First-generation drugs can help people with two F508del mutations, which is only about 50 percent of people with cystic fibrosis worldwide and 30% in the Russian Federation, according to the 2020 registry [22]. Since almost 90% of cystic fibrosis patients have one or two F508del mutations, next-generation modulators can be used in a much larger number of people with cystic fibrosis. The first modulator of the second generation is a combination of three modulators—trikafta (elexacaftor/tezacaftor/ivacaftor)—for the treatment of patients aged 6 years and older, with mutations occurring in 90% of cases. The appearance of a new corrector, elexacaftor (VX-445), significantly increased the effectiveness of therapy and improved the safety profile [23]. Results of the Phase 3 study [24] showed that the use of elexacaftor/tezacaftor/ivacaftor in people with the F508del/F508del genotype who had previously received tezacaftor and ivacaftor also demonstrated an increase in FEV₁ by 10.0% from the baseline level at week 4, compared with the control group that received a placebo (p < 0.0001). At the same time, the safety profile for the triple combination with VX-445 was characterized by significantly fewer undesirable side reactions, especially in the respiratory tract. In the above clinical case, the patient’s FEV₁ increased from 82% to 106% (by 29.3% of the initial one), the sweat sample decreased by 55 mmol/L and the composition was 55–65 mmol/L. Monitoring biochemical parameters and the state of the organ of vision revealed no pathology.

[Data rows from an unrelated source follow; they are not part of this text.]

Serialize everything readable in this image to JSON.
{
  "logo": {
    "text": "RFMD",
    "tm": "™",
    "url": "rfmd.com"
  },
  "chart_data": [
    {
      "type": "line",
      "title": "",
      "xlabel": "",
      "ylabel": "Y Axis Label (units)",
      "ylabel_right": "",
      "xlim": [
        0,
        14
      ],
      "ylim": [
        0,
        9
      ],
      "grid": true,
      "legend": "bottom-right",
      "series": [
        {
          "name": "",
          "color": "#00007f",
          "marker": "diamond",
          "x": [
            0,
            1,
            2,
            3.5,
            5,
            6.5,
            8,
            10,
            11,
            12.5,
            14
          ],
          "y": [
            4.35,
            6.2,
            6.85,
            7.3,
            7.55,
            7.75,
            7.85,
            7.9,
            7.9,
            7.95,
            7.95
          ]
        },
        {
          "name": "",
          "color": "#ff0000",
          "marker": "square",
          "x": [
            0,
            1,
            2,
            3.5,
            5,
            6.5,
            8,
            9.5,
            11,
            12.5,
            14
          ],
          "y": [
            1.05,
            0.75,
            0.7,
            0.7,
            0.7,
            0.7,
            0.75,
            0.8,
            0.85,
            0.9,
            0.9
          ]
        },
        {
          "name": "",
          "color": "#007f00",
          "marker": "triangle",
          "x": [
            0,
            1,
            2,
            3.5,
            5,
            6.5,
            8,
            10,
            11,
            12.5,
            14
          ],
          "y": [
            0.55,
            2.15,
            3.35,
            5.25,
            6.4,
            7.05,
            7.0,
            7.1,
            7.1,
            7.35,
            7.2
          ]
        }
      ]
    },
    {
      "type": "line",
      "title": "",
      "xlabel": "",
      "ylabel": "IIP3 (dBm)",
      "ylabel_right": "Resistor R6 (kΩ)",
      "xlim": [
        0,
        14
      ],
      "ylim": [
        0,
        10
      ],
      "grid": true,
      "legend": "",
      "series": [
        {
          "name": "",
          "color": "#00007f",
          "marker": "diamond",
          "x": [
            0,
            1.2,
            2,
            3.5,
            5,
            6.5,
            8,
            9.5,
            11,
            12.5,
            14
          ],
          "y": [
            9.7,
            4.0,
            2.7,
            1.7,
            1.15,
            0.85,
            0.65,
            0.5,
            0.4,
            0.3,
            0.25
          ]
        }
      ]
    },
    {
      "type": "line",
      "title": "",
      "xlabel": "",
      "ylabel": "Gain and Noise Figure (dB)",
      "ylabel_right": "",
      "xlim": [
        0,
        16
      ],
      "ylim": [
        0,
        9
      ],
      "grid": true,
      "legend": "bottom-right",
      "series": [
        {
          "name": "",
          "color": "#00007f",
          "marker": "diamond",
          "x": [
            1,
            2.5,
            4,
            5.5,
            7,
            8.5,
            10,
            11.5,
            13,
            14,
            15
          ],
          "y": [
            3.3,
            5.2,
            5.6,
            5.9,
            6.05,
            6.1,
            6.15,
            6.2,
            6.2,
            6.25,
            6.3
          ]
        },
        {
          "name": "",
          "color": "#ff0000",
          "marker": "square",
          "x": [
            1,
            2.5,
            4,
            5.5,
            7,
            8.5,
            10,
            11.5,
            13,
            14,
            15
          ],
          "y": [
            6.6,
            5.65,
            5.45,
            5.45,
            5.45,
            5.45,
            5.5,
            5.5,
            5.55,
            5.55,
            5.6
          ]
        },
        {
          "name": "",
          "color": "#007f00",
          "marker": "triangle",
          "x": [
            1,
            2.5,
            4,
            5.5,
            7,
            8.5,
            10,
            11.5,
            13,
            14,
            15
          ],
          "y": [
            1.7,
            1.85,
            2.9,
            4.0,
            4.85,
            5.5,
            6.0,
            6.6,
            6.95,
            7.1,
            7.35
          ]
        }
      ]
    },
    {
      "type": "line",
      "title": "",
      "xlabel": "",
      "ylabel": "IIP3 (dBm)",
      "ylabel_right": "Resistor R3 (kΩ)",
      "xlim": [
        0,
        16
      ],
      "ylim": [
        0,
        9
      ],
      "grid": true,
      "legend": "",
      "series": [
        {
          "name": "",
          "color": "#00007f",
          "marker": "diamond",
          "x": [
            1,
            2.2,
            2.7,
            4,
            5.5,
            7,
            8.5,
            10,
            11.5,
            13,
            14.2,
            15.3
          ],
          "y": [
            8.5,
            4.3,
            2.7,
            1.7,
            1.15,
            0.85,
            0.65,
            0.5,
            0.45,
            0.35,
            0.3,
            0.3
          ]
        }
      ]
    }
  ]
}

Previously, Sondo et al. used ex vivo nasal epithelium models to study the effect of elexacaftor/tezacaftor/ivacaftor on CFTR function in two patients carrying the complex allele [L467F;F508del] in a compound with class I mutations G542X and E585X [25]. The results showed no response when exposed to a triple combination of CFTR modulators. Using heterologous protein expression and Western blotting, the authors found that the complex allele [L467F;F508de] leads to a decrease in the formation of the total amount of CFTR protein, while only an immature form of the CFTR protein is formed, devoid of functional activity. The use of CFTR modulators elexacaftor/tezacaftor/ivacaftor does not increase the amount of mature fully glycosylated form of CFTR; therefore, it does not affect the activity of the [L467F;F508del]-CFTR protein [25].

5. Conclusions

The described clinical case demonstrates the absence of the effect of CFTR therapy with tezacaftor/ivacaftor and ivacaftor in a patient with the F508del/F508del genotype. The assumption that the patient has an additional mutation in the cis position was confirmed during sequencing of the CFTR gene and a complex allele was identified [L467F;F508del]. This case indicates the need to search for additional mutations in cases of the ineffectiveness of targeted therapy by sequencing the entire CFTR gene. The results were obtained by the ICM method and on the model of intestinal organoids, confirming that the CFTR channel in a patient with the genotype F508del/[L467F;F508del] is not functional. A weak effect of tezacaftor/ivacaftor on the restoration of CFTR function was found on the model of intestinal organoids of the patient, in contrast to patients homozygous for the genetic variant F508del and without other mutations in the cis position. Based on the positive results of the FIS assay, the patient was recommended therapy with a combination drug—elexacaftor/tezacaftor/ivacaftor (VX-445 + VX-661 + VX-770). The use of the drug for 7 months led to a significant improvement in the clinical picture of the patient.